The key benchmark interest rate for banks to lend to each other has risen above one per cent for the first time since May 2009, in a long overdue sign of recovery in banking sector lending.
The three-month US dollar Libor (London Interbank Offered Rate) rose to 1.00511 after being fixed at 0.99872 on Tuesday, according to Intercontinental Exchange.
Banks raising rates indicates borrowing demand in the broader economy has improved. While there are 35 separate rates covering different currencies and maturities of loans, the US three-month is seen as the most important.
The symbolic rise signifies the turning tide of global interest rates, as an extended period of ultra-loose monetary policy comes to an end.
The rate also reflects increased expectations of economic growth, as banks feel able to charge higher interest on lending to other banks.
The steady rise in the rate over 2016 – after an extended period well below one per cent – can be attributed in part to the US’s slow economic recovery since the global financial crisis, allied with a rising interest rate from the US Federal Reserve.

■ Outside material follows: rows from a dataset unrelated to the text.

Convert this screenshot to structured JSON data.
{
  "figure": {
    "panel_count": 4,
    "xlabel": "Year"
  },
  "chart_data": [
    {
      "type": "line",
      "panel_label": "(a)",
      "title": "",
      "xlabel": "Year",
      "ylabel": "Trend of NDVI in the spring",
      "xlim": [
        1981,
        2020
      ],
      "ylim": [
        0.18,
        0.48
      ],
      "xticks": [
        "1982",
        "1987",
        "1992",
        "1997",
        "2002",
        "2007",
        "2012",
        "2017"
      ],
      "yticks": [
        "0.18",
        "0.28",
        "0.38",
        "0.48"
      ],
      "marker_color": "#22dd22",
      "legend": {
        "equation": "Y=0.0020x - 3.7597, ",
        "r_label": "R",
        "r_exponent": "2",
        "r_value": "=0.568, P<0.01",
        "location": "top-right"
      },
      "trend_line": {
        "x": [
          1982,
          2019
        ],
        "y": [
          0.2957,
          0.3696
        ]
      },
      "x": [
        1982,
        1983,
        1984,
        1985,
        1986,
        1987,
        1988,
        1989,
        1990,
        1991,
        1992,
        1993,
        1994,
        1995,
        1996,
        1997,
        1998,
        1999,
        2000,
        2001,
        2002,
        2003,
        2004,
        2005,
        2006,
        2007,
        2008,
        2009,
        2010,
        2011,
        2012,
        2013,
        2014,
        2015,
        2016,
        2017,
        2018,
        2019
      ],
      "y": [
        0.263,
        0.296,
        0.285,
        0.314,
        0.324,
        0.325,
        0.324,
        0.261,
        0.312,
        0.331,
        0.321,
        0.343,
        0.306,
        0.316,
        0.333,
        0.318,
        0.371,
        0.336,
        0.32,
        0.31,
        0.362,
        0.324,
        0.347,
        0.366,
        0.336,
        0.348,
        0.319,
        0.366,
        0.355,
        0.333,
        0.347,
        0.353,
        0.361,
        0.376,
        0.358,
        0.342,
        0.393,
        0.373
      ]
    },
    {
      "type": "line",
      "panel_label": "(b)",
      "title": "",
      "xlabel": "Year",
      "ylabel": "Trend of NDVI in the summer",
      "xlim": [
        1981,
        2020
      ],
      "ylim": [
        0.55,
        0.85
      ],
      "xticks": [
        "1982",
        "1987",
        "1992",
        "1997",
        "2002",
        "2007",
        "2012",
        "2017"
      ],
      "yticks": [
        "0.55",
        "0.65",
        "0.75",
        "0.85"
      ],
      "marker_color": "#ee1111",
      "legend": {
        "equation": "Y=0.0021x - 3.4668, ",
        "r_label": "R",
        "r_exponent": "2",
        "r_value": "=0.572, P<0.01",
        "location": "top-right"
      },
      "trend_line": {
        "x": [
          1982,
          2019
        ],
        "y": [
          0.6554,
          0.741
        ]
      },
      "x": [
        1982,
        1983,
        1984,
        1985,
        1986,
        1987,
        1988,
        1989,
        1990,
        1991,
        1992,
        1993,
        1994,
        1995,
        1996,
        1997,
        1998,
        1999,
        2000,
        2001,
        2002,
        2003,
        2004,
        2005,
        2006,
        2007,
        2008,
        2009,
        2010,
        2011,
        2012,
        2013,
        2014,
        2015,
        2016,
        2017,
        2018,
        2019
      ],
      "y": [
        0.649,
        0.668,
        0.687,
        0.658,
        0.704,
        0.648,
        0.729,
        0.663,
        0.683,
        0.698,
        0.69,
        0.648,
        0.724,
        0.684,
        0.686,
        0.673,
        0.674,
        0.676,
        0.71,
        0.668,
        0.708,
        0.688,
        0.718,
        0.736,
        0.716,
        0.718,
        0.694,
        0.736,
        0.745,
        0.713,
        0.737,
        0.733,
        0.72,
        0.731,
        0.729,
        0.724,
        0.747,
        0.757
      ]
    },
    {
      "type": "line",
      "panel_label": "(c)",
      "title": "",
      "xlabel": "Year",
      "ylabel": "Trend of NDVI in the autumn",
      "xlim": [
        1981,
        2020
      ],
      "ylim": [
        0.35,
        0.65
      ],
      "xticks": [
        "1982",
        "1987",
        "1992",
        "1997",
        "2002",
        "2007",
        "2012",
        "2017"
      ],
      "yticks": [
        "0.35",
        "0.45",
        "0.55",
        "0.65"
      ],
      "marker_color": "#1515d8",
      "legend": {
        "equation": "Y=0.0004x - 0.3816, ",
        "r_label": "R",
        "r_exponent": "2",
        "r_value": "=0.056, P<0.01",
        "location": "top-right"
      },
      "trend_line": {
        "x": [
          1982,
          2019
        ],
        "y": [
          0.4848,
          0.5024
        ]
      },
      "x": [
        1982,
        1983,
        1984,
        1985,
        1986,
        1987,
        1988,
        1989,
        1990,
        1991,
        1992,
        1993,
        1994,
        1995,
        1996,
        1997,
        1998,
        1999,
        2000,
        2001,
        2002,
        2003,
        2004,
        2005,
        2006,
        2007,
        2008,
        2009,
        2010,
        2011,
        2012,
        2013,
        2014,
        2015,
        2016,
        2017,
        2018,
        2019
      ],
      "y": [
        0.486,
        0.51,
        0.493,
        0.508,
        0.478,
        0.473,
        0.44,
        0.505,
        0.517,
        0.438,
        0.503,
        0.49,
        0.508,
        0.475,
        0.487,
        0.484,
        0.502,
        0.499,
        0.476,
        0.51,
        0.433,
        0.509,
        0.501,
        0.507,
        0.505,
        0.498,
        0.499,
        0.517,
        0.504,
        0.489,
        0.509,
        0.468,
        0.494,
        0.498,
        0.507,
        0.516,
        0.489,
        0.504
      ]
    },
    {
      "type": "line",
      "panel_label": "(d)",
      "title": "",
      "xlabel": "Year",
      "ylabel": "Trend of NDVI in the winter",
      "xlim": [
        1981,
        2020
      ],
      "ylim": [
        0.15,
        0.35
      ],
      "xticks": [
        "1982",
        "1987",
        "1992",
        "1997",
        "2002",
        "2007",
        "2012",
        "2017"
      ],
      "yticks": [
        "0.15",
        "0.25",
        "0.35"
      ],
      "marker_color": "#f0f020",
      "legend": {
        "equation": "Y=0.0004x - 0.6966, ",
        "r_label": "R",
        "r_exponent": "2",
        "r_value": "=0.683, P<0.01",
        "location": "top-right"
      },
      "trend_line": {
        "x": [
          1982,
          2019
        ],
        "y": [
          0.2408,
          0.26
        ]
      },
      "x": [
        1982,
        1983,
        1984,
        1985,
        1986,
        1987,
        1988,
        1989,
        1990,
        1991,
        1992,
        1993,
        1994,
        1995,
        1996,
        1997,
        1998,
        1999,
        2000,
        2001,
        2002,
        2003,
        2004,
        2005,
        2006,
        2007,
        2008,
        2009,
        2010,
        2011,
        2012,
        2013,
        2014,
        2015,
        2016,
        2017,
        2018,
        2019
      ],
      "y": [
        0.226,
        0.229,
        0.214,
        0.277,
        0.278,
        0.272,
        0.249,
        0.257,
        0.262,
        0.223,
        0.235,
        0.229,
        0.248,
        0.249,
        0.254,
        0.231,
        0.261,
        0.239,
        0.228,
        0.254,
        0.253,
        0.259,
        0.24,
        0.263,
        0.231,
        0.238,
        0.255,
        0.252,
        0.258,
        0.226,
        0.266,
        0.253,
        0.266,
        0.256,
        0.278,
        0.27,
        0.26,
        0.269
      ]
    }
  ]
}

The rate is also watched by central banks when setting their own interest rates. The Fed has indicated it could raise rates three times over the course of 2017 as inflation begins to move towards its two per cent target.
Libor is used as the benchmark rate for trillions of dollars of contracts across the global economy – from interest rate swaps to student loans, mortgages and corporate funding instruments. It is also vital for interest rate exposure hedging.
The benchmark rate came under intense scrutiny when it emerged various banks had manipulated the rate, which is fixed using submissions from various banks.